Is it necessary to multiply by sizeof( char ) when manipulating memory?

Question

When using malloc and doing similar memory manipulation can I rely on sizeof( char ) being always 1?

For example I need to allocate memory for N elements of type char. Is multiplying by sizeof( char ) necessary:

char* buffer = malloc( N * sizeof( char ) );

or can I rely on sizeof( char ) always being 1 and just skip the multiplication

char* buffer = malloc( N );

I understand completely that sizeof is evaluated during compilation and then the compiler might even compile out the multiplication and so the performance penalty will be minimal and most likely zero.

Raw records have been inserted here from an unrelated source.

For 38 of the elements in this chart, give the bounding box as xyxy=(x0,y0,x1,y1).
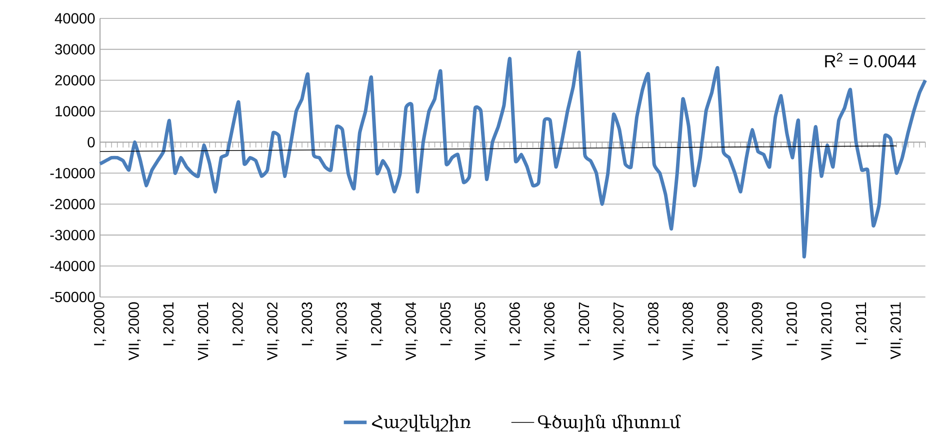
x-tick-label: I, 2000 xyxy=(94,302,106,346)
y-tick-label: 10000 xyxy=(56,106,95,116)
x-tick-label: VII, 2001 xyxy=(198,302,210,360)
x-tick-label: VII, 2005 xyxy=(474,302,487,360)
legend-label: Հաշվեկշիռ xyxy=(372,414,471,432)
x-tick-label: I, 2010 xyxy=(786,302,799,346)
x-tick-label: VII, 2010 xyxy=(821,302,834,360)
x-tick-label: VII, 2009 xyxy=(752,302,764,360)
x-tick-label: I, 2008 xyxy=(648,302,660,346)
y-tick-label: -40000 xyxy=(50,260,95,272)
y-tick-label: -20000 xyxy=(50,198,95,210)
line-series xyxy=(98,50,928,258)
x-tick-label: VII, 2006 xyxy=(544,302,556,360)
x-tick-label: I, 2005 xyxy=(440,302,452,346)
x-tick-label: I, 2006 xyxy=(510,302,522,346)
y-tick-label: 40000 xyxy=(54,13,95,24)
x-tick-label: I, 2002 xyxy=(232,302,245,346)
y-tick-label: -10000 xyxy=(50,168,95,178)
y-tick-label: 30000 xyxy=(55,44,95,54)
annotation: R$^{2}$ = 0.0044 xyxy=(825,52,916,68)
x-tick-label: VII, 2008 xyxy=(682,302,695,360)
legend-label: Գծային միտում xyxy=(538,414,681,432)
y-tick-label: 0 xyxy=(88,137,95,148)
x-tick-label: I, 2009 xyxy=(717,302,730,346)
y-tick-label: -30000 xyxy=(50,230,95,240)
x-tick-label: VII, 2003 xyxy=(336,302,348,360)
x-tick-label: I, 2007 xyxy=(578,302,591,346)
x-tick-label: I, 2001 xyxy=(163,302,176,346)
x-tick-label: I, 2011 xyxy=(856,302,868,344)
x-tick-label: VII, 2002 xyxy=(267,302,280,360)
x-tick-label: I, 2004 xyxy=(371,302,384,346)
x-tick-label: VII, 2011 xyxy=(890,302,903,360)
x-tick-label: VII, 2004 xyxy=(406,302,418,360)
y-tick-label: 20000 xyxy=(55,75,95,86)
x-tick-label: I, 2003 xyxy=(302,302,314,346)
y-tick-label: -50000 xyxy=(50,292,95,302)
x-tick-label: VII, 2000 xyxy=(128,302,141,360)
x-tick-label: VII, 2007 xyxy=(613,302,626,360)
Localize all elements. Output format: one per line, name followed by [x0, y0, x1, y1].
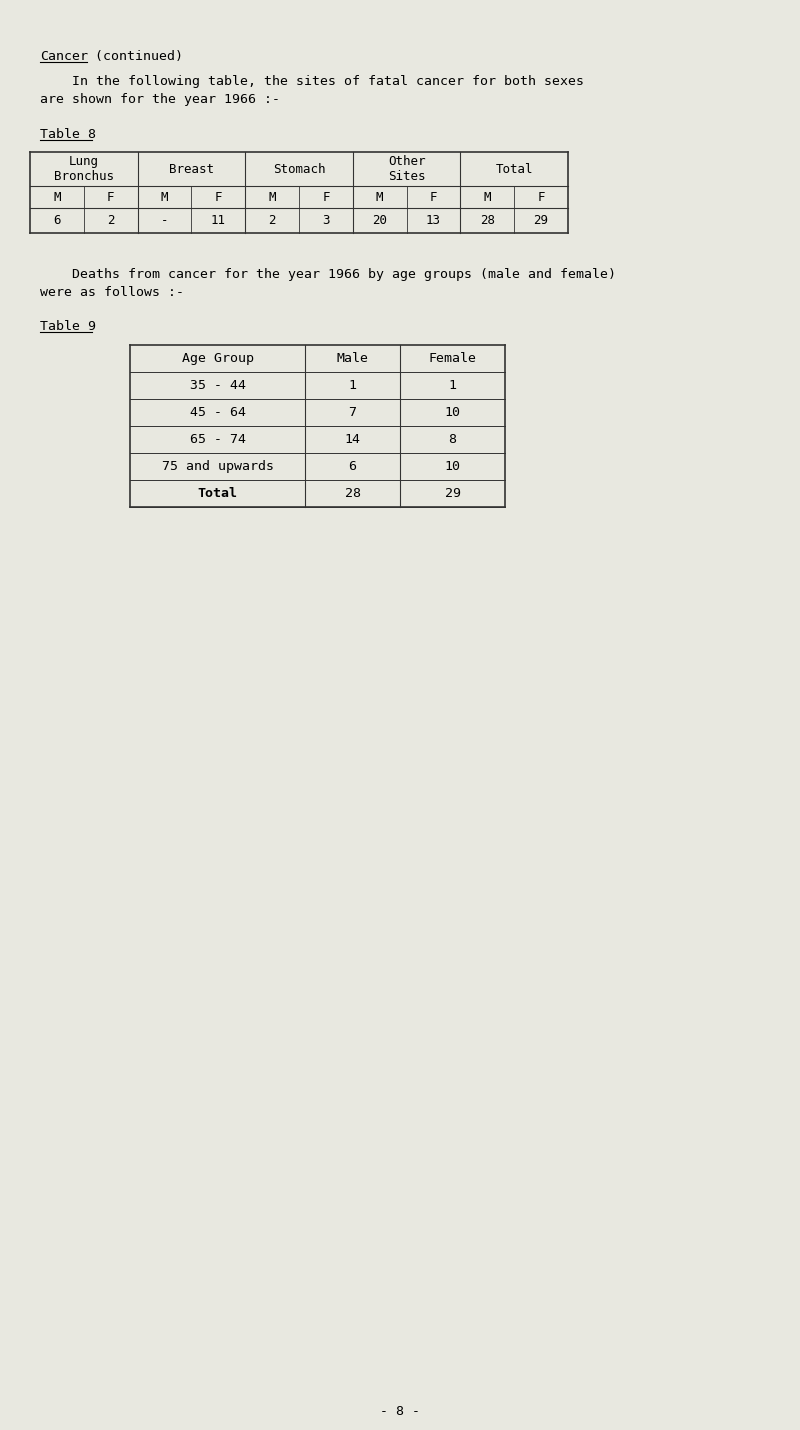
- Text: 13: 13: [426, 214, 441, 227]
- Text: 29: 29: [534, 214, 549, 227]
- Text: 10: 10: [445, 460, 461, 473]
- Text: (continued): (continued): [87, 50, 183, 63]
- Text: 28: 28: [480, 214, 494, 227]
- Text: 65 - 74: 65 - 74: [190, 433, 246, 446]
- Text: Table 8: Table 8: [40, 129, 96, 142]
- Text: 11: 11: [210, 214, 226, 227]
- Text: Age Group: Age Group: [182, 352, 254, 365]
- Text: 1: 1: [349, 379, 357, 392]
- Text: F: F: [214, 190, 222, 203]
- Text: 10: 10: [445, 406, 461, 419]
- Text: F: F: [322, 190, 330, 203]
- Text: 29: 29: [445, 488, 461, 500]
- Text: 45 - 64: 45 - 64: [190, 406, 246, 419]
- Text: Cancer: Cancer: [40, 50, 88, 63]
- Text: 2: 2: [268, 214, 276, 227]
- Text: 75 and upwards: 75 and upwards: [162, 460, 274, 473]
- Text: 7: 7: [349, 406, 357, 419]
- Text: Total: Total: [495, 163, 533, 176]
- Text: Breast: Breast: [169, 163, 214, 176]
- Text: Other
Sites: Other Sites: [388, 154, 426, 183]
- Text: 6: 6: [53, 214, 61, 227]
- Text: 20: 20: [372, 214, 387, 227]
- Text: Female: Female: [429, 352, 477, 365]
- Text: 28: 28: [345, 488, 361, 500]
- Text: Deaths from cancer for the year 1966 by age groups (male and female)
were as fol: Deaths from cancer for the year 1966 by …: [40, 267, 616, 299]
- Text: Total: Total: [198, 488, 238, 500]
- Text: 6: 6: [349, 460, 357, 473]
- Text: M: M: [53, 190, 61, 203]
- Text: In the following table, the sites of fatal cancer for both sexes
are shown for t: In the following table, the sites of fat…: [40, 74, 584, 106]
- Text: 14: 14: [345, 433, 361, 446]
- Text: Lung
Bronchus: Lung Bronchus: [54, 154, 114, 183]
- Text: Stomach: Stomach: [273, 163, 326, 176]
- Text: F: F: [430, 190, 438, 203]
- Text: 35 - 44: 35 - 44: [190, 379, 246, 392]
- Text: M: M: [161, 190, 168, 203]
- Text: M: M: [268, 190, 276, 203]
- Text: - 8 -: - 8 -: [380, 1406, 420, 1419]
- Text: Table 9: Table 9: [40, 320, 96, 333]
- Text: 2: 2: [107, 214, 114, 227]
- Text: M: M: [376, 190, 383, 203]
- Text: F: F: [538, 190, 545, 203]
- Text: Male: Male: [337, 352, 369, 365]
- Text: 1: 1: [449, 379, 457, 392]
- Text: F: F: [107, 190, 114, 203]
- Text: M: M: [483, 190, 491, 203]
- Text: 8: 8: [449, 433, 457, 446]
- Text: 3: 3: [322, 214, 330, 227]
- Text: -: -: [161, 214, 168, 227]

I'm asking mainly about code clarity and portability. Is this multiplication ever necessary for char type?

Answer 1

By definition, sizeof(char) is always equal to 1. One byte is the size of character in C, whatever the numbers of bits in a byte there is (8 on common desktop CPU).

The typical example where one byte is not 8 bits is the PDP-10 and other old, mini-computer-like architectures with 9/36 bits bytes. But bytes which are not 2^N are becoming extremely uncommon I believe

Also, I think this is better style:

char* buf1;
double* buf2;

buf1 = malloc(sizeof(*buf1) * N);
buf2 = malloc(sizeof(*buf2) * N);

because it works whatever the pointer type is.